Quote of the Day: The Ethics of Speculation and Natural Calamities

Many of the same people who today publicly encourage us to speculate (“Make sure your family has ample supplies of batteries!”) are among the loudest critics of speculation at other times and in other markets.

But in fact the oil speculator who, say, buys oil today in anticipation of oil becoming more scarce tomorrow does just what a consumer does today in a supermarket in anticipation of a disruptive storm: both persons usefully transfer resources across time.  They both stock up on resources that are today relatively abundant in order to preserve these resources for consumption at a time when they are relatively more scarce (and, hence, more precious).  Both persons transfer resources from today – when the consumption of any one bottle of water or gallon of gasoline provides relatively less benefit – to tomorrow when the consumption of that same bottle of water or gallon of gasoline will provide relatively more benefit.

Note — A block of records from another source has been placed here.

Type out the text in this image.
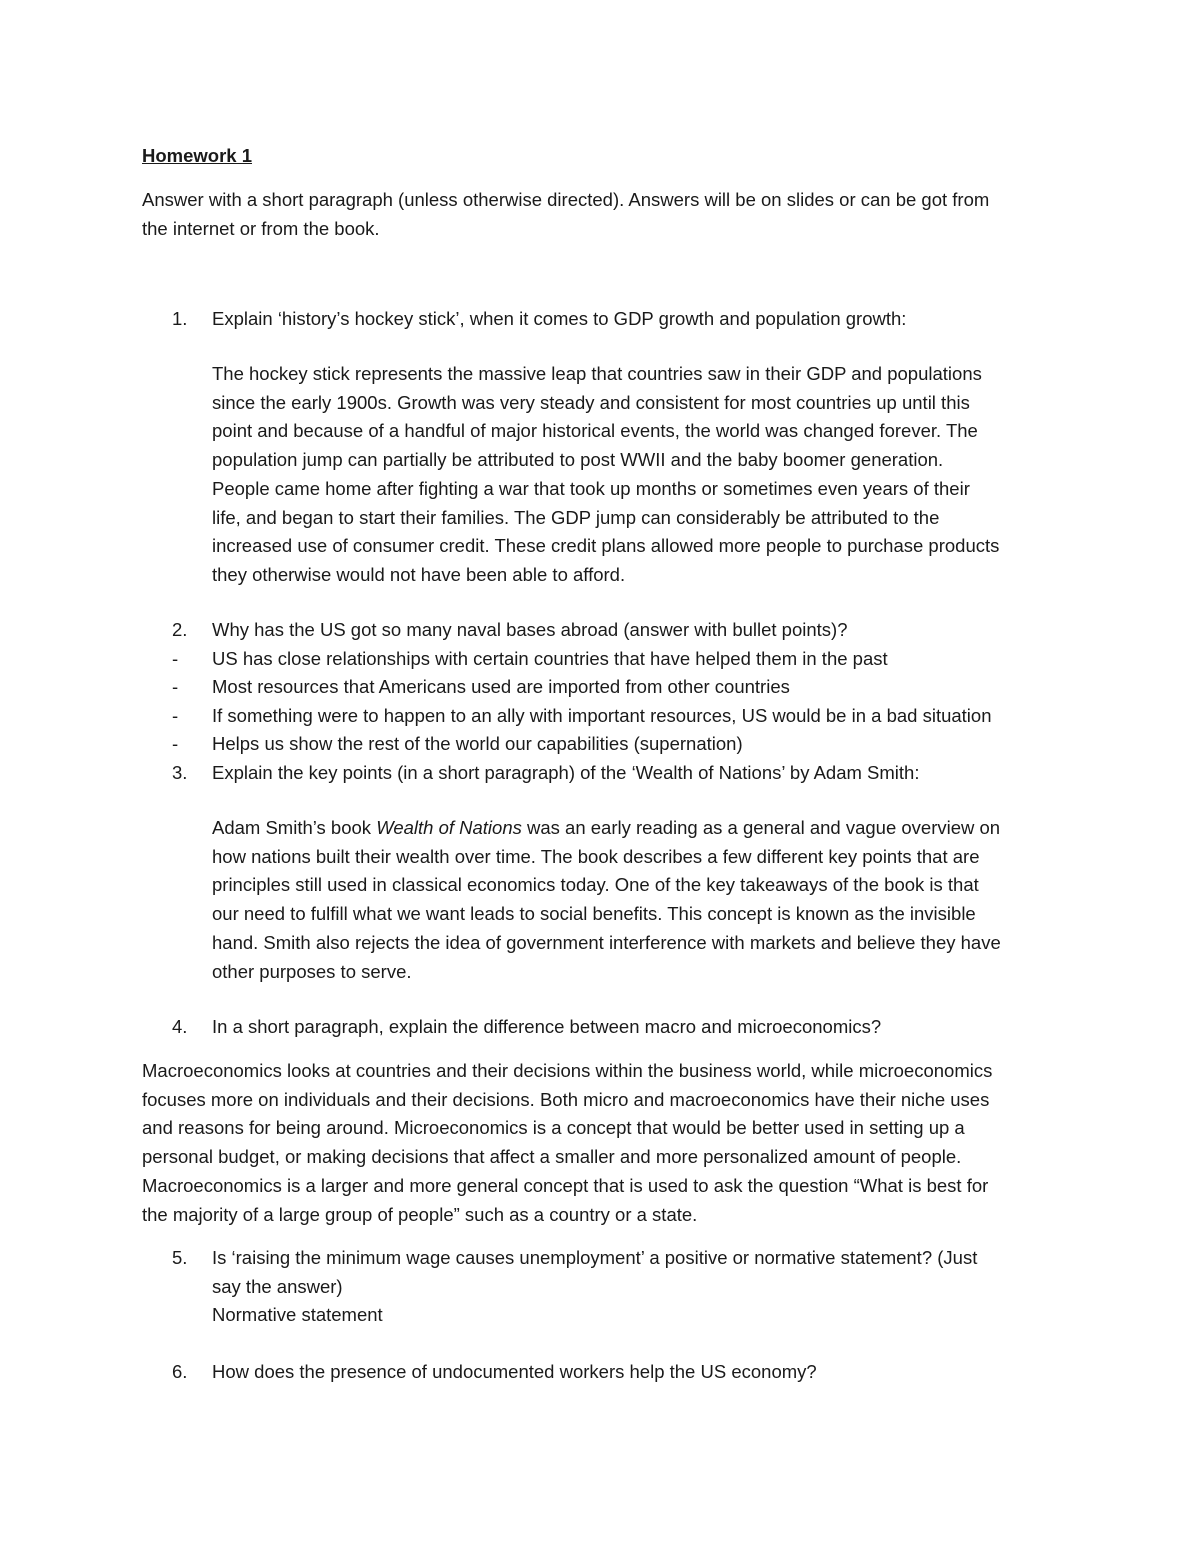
Homework 1
Answer with a short paragraph (unless otherwise directed). Answers will be on slides or can be got from
the internet or from the book.
1. Explain ‘history’s hockey stick’, when it comes to GDP growth and population growth:
The hockey stick represents the massive leap that countries saw in their GDP and populations
since the early 1900s. Growth was very steady and consistent for most countries up until this
point and because of a handful of major historical events, the world was changed forever. The
population jump can partially be attributed to post WWII and the baby boomer generation.
People came home after fighting a war that took up months or sometimes even years of their
life, and began to start their families. The GDP jump can considerably be attributed to the
increased use of consumer credit. These credit plans allowed more people to purchase products
they otherwise would not have been able to afford.
2. Why has the US got so many naval bases abroad (answer with bullet points)?
- US has close relationships with certain countries that have helped them in the past
- Most resources that Americans used are imported from other countries
- If something were to happen to an ally with important resources, US would be in a bad situation
- Helps us show the rest of the world our capabilities (supernation)
3. Explain the key points (in a short paragraph) of the ‘Wealth of Nations’ by Adam Smith:
Adam Smith’s book Wealth of Nations was an early reading as a general and vague overview on
how nations built their wealth over time. The book describes a few different key points that are
principles still used in classical economics today. One of the key takeaways of the book is that
our need to fulfill what we want leads to social benefits. This concept is known as the invisible
hand. Smith also rejects the idea of government interference with markets and believe they have
other purposes to serve.
4. In a short paragraph, explain the difference between macro and microeconomics?
Macroeconomics looks at countries and their decisions within the business world, while microeconomics
focuses more on individuals and their decisions. Both micro and macroeconomics have their niche uses
and reasons for being around. Microeconomics is a concept that would be better used in setting up a
personal budget, or making decisions that affect a smaller and more personalized amount of people.
Macroeconomics is a larger and more general concept that is used to ask the question “What is best for
the majority of a large group of people” such as a country or a state.
5. Is ‘raising the minimum wage causes unemployment’ a positive or normative statement? (Just
say the answer)
Normative statement
6. How does the presence of undocumented workers help the US economy?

Anticipating the future and taking actions to allocate goods and services from times of relative abundance to times of relatively greater scarcity is an immensely useful activity. And we all perform such speculation whether or not we are popularly identified as “speculators.”
This is from Professor Donald Boudreaux at the CafĂ© Hayek exposing the populist schizophrenic ‘moralistic’ concept of “speculation”.

Peddling “morality” through emotions has been popular even if they emanate from wrong premises and self contradictory logic. The fact is that speculation is all about acting in anticipation of the future. Different circumstances (emergency or not) under which people “speculate”  hardly does justify a moral color or distinction.

This applies to the stock markets as well.

Btw, my phone line and dsl got busted since yesterday. Internet access has been on-and-off, so I might be low on posting.